Planned feature: a “Fireproof Mobs” Game Rule, so existing maps that have lava pits and dumb mobs (like Azulian Tag, where the Azulians chase the player to Hell and back) will be able to gain backwards compatibility by toggling a game rule on.

Jump height and reach

The platforming physics and player controls may be tweaked still but generally the player’s jump height and reach will be kept close to its current state. Use the built-in levels for inspiration.

Multiplayer features

The game may eventually have multiplayer features where you can design a map meant to be played by two or more players. Doodad Script functions such as Actors.FindPlayer() will operate on the nearest player character and try and maintain backwards compatibility for maps made today.


Technicals

What is this game built with?

Sketchy Maze runs on a custom game engine, built from the ground up, in the Go programming language and using SDL2 for graphics, sound, gamepad and other basic features via the veandco/go-sdl2 bindings for Go.

While the game itself is not open source (yet), some of its critical components are released as free and open source projects that other developers can use in their projects.

Is this game open source?

Yes!

The source code to the game is available at https://git.kirsle.net/SketchyMaze with a mirror of the important repositories on GitHub. The game engine, called “doodle,” is released as open source software under the GNU General Public License. However, the game assets – including the built-in doodads and levels – are licensed separately, under exclusive copyright for distribution only with official builds of Sketchy Maze.

Sketchy Maze was built from the ground up using little more than SDL2 which lets you plot pixels on a screen. While I was designing the game, I thought it’d be a good idea to write an abstraction layer between low-level SDL2 functions and give me a clean, Go-like API to work with that keeps my code from either depending too much on SDL or for my Go code to be written too much like C to work with its raw API.

So I built my own render library that abstracts around SDL2 for desktops (and HTML Canvas elements for WebAssembly), and my game needed UI buttons so I wrote a UI toolkit which provides Labels, Buttons, Menus, Windows, and all sorts of useful widgets to draw my user interface with. The render engine can be extended to target other APIs in the future, such as OpenGL or Vulkan, as needs arise.

Here are a list of open source projects released as a part of development of Sketchy Maze which should be generally useful to any Go developers for making some simple graphical applications.

  • go/render: Render engine supporting SDL2 (native apps) and HTML Canvas (WebAssembly) targets.
  • go/ui: Go UI toolkit for adding labels, buttons, windows, menus, and more widgets and arranging them sanely in frames with an API like Tcl/Tk. It uses go/render so can also target WebAssembly.
  • go/audio: Simple audio abstraction which can load and play music or sound effects, currently only SDL2 supported.
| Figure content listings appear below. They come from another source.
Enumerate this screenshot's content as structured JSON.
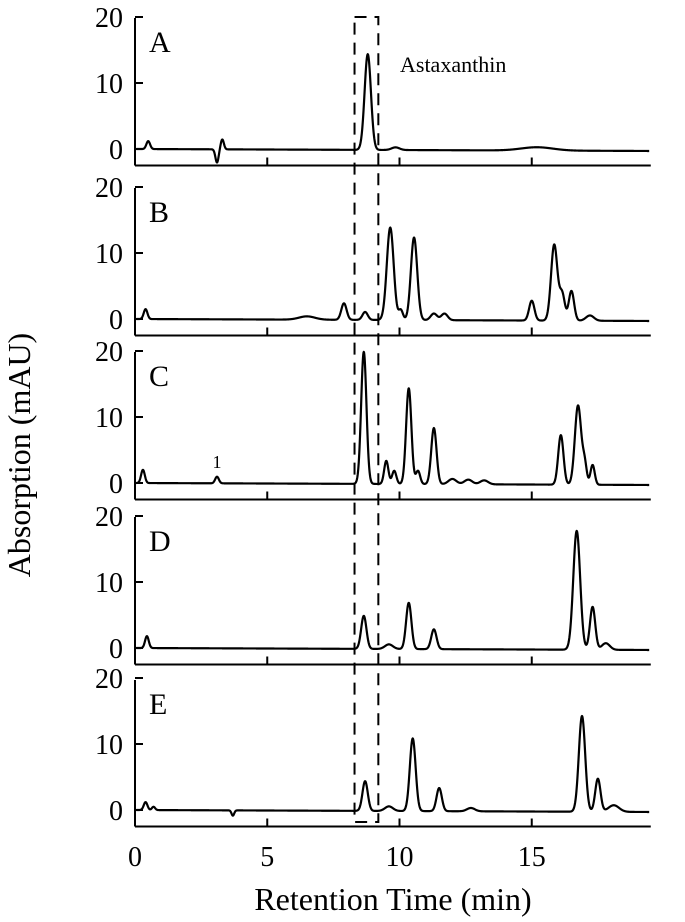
{
  "chart_data": {
    "type": "line",
    "xlabel": "Retention Time (min)",
    "ylabel": "Absorption (mAU)",
    "xlim": [
      0,
      19.5
    ],
    "ylim": [
      -2,
      20
    ],
    "x_ticks": [
      "0",
      "5",
      "10",
      "15"
    ],
    "y_ticks": [
      "0",
      "10",
      "20"
    ],
    "highlight_window": [
      8.3,
      9.2
    ],
    "annotation": "Astaxanthin",
    "panels": [
      {
        "label": "A",
        "baseline": 0,
        "peaks": [
          {
            "x": 0.5,
            "h": 1.2,
            "w": 0.07
          },
          {
            "x": 3.1,
            "h": -2.0,
            "w": 0.06
          },
          {
            "x": 3.3,
            "h": 1.5,
            "w": 0.06
          },
          {
            "x": 8.8,
            "h": 14.5,
            "w": 0.12
          },
          {
            "x": 9.85,
            "h": 0.4,
            "w": 0.15
          },
          {
            "x": 15.2,
            "h": 0.5,
            "w": 0.6
          }
        ]
      },
      {
        "label": "B",
        "baseline": 0,
        "peaks": [
          {
            "x": 0.4,
            "h": 1.5,
            "w": 0.07
          },
          {
            "x": 6.5,
            "h": 0.5,
            "w": 0.3
          },
          {
            "x": 7.9,
            "h": 2.5,
            "w": 0.1
          },
          {
            "x": 8.7,
            "h": 1.2,
            "w": 0.1
          },
          {
            "x": 9.65,
            "h": 14,
            "w": 0.13
          },
          {
            "x": 10.05,
            "h": 1.5,
            "w": 0.08
          },
          {
            "x": 10.55,
            "h": 12.5,
            "w": 0.12
          },
          {
            "x": 11.3,
            "h": 1.0,
            "w": 0.12
          },
          {
            "x": 11.7,
            "h": 1.0,
            "w": 0.12
          },
          {
            "x": 15.0,
            "h": 3.0,
            "w": 0.1
          },
          {
            "x": 15.85,
            "h": 11.5,
            "w": 0.12
          },
          {
            "x": 16.15,
            "h": 4.0,
            "w": 0.1
          },
          {
            "x": 16.5,
            "h": 4.5,
            "w": 0.1
          },
          {
            "x": 17.2,
            "h": 0.8,
            "w": 0.15
          }
        ]
      },
      {
        "label": "C",
        "baseline": 0,
        "peaks": [
          {
            "x": 0.3,
            "h": 2.0,
            "w": 0.07
          },
          {
            "x": 3.1,
            "h": 1.0,
            "w": 0.07
          },
          {
            "x": 8.65,
            "h": 20,
            "w": 0.1
          },
          {
            "x": 9.5,
            "h": 3.5,
            "w": 0.08
          },
          {
            "x": 9.8,
            "h": 2.0,
            "w": 0.08
          },
          {
            "x": 10.35,
            "h": 14.5,
            "w": 0.1
          },
          {
            "x": 10.7,
            "h": 2.0,
            "w": 0.08
          },
          {
            "x": 11.3,
            "h": 8.5,
            "w": 0.1
          },
          {
            "x": 12.0,
            "h": 0.8,
            "w": 0.15
          },
          {
            "x": 12.6,
            "h": 0.7,
            "w": 0.15
          },
          {
            "x": 13.2,
            "h": 0.6,
            "w": 0.15
          },
          {
            "x": 16.1,
            "h": 7.5,
            "w": 0.1
          },
          {
            "x": 16.75,
            "h": 12,
            "w": 0.12
          },
          {
            "x": 17.0,
            "h": 3.0,
            "w": 0.08
          },
          {
            "x": 17.3,
            "h": 3.0,
            "w": 0.08
          }
        ],
        "peak_labels": [
          {
            "x": 3.1,
            "y": 2.3,
            "text": "1"
          }
        ]
      },
      {
        "label": "D",
        "baseline": 0,
        "peaks": [
          {
            "x": 0.45,
            "h": 1.8,
            "w": 0.07
          },
          {
            "x": 8.65,
            "h": 5.0,
            "w": 0.1
          },
          {
            "x": 9.6,
            "h": 0.7,
            "w": 0.15
          },
          {
            "x": 10.35,
            "h": 7.0,
            "w": 0.1
          },
          {
            "x": 11.3,
            "h": 3.0,
            "w": 0.1
          },
          {
            "x": 16.7,
            "h": 18,
            "w": 0.13
          },
          {
            "x": 17.3,
            "h": 6.5,
            "w": 0.1
          },
          {
            "x": 17.8,
            "h": 1.0,
            "w": 0.15
          }
        ]
      },
      {
        "label": "E",
        "baseline": 0,
        "peaks": [
          {
            "x": 0.4,
            "h": 1.2,
            "w": 0.07
          },
          {
            "x": 0.7,
            "h": 0.5,
            "w": 0.06
          },
          {
            "x": 3.7,
            "h": -0.8,
            "w": 0.05
          },
          {
            "x": 8.7,
            "h": 4.5,
            "w": 0.1
          },
          {
            "x": 9.6,
            "h": 0.7,
            "w": 0.15
          },
          {
            "x": 10.5,
            "h": 11,
            "w": 0.11
          },
          {
            "x": 11.5,
            "h": 3.5,
            "w": 0.1
          },
          {
            "x": 12.7,
            "h": 0.5,
            "w": 0.15
          },
          {
            "x": 16.9,
            "h": 14.5,
            "w": 0.12
          },
          {
            "x": 17.5,
            "h": 5.0,
            "w": 0.1
          },
          {
            "x": 18.1,
            "h": 1.0,
            "w": 0.2
          }
        ]
      }
    ]
  }
}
GitHub mirrors of the above:

Also this website, the user guidebook, and other things with the game are readable as open source code as well.

Wait, does Sketchy Maze have a WebAssembly port?
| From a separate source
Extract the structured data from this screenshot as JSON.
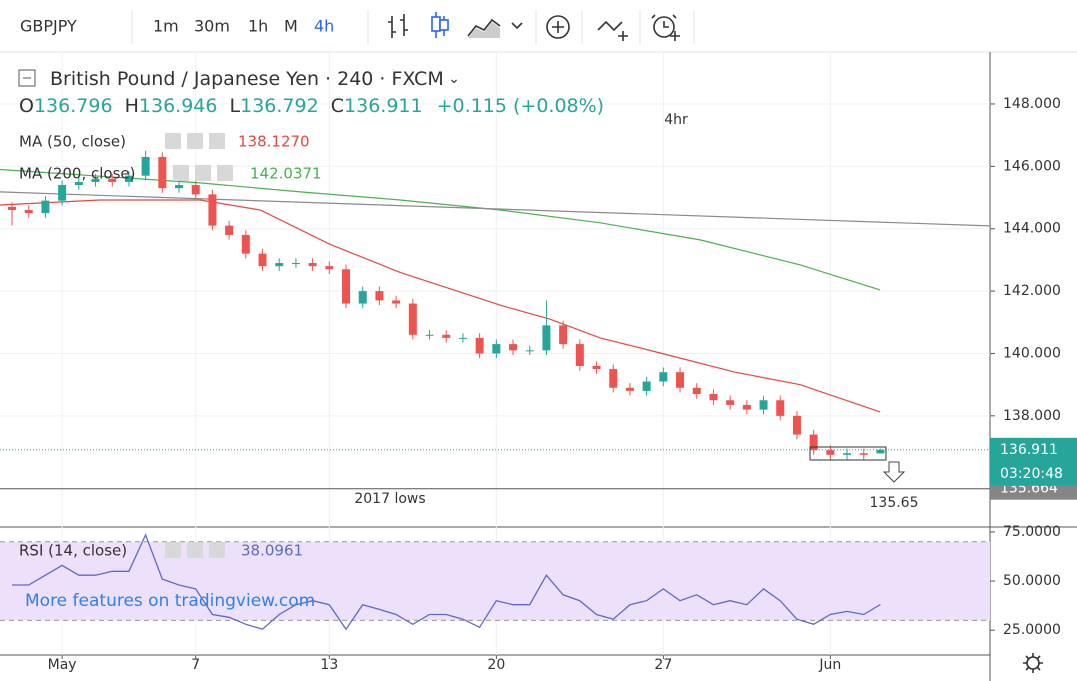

Sure does! But performance isn’t great yet, and I’m not sure whether WebAssembly support in web browsers needs to get better or if I need to tighten up my code. There is a lot of room for optimization in my UI toolkit, to minimize the number of draw calls per tick.

One day I might have a “demo this game right in your web browser” feature with a (probably stripped-down) version of the game built for WebAssembly. So far, though, it just freezes web browsers frequently and I’m not letting you see it yet.
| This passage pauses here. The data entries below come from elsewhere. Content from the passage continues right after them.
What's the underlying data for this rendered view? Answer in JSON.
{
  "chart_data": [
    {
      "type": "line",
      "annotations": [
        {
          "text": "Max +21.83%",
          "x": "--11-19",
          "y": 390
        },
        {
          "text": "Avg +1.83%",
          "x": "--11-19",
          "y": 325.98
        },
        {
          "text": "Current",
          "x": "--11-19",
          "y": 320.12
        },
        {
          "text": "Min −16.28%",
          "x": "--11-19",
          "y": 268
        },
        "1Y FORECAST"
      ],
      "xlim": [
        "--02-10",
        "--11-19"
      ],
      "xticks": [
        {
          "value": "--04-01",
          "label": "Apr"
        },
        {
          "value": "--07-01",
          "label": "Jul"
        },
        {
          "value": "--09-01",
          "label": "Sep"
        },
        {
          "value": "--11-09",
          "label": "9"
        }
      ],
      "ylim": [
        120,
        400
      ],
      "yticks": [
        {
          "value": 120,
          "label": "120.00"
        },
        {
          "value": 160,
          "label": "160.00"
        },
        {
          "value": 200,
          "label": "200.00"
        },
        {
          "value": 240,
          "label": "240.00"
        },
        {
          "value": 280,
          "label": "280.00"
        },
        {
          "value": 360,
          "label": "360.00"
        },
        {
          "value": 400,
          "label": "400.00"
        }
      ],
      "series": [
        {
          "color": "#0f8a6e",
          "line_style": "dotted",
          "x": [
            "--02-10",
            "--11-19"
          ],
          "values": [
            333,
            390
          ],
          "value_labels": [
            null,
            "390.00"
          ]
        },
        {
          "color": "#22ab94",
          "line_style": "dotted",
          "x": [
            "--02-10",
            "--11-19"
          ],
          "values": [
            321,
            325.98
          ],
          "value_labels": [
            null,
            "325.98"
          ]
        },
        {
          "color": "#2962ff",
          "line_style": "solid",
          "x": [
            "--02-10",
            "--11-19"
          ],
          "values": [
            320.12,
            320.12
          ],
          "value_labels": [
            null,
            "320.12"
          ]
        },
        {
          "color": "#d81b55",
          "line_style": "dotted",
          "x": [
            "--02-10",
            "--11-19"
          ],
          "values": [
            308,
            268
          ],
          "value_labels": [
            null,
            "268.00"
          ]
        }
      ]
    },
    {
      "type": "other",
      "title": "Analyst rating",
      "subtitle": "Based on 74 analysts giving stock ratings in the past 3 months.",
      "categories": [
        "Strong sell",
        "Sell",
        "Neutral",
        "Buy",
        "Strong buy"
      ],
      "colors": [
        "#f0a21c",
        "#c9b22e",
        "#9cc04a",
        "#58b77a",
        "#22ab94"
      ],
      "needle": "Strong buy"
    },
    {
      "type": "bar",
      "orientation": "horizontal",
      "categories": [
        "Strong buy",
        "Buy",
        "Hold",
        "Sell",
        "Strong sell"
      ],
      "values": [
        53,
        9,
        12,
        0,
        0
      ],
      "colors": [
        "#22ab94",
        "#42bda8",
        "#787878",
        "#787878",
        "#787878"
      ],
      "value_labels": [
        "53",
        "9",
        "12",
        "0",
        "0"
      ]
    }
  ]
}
Is it coming to Android or iOS?

An Android app is the most likely one of these, but it may be a while out (after the “1.0” release). The game is primarily meant for desktop-sized displays, but it also runs as-is on GNU/Linux smartphones like the Pinephone, so I am testing the game on that to make sure it mostly works on that size of screen, if only a bit awkwardly.

I have some resources on how I might compile my game as an Android app, but I haven’t found any info on how one compiles a Go SDL2 app for iOS; and I don’t own any of the hardware needed to develop for iOS anyway.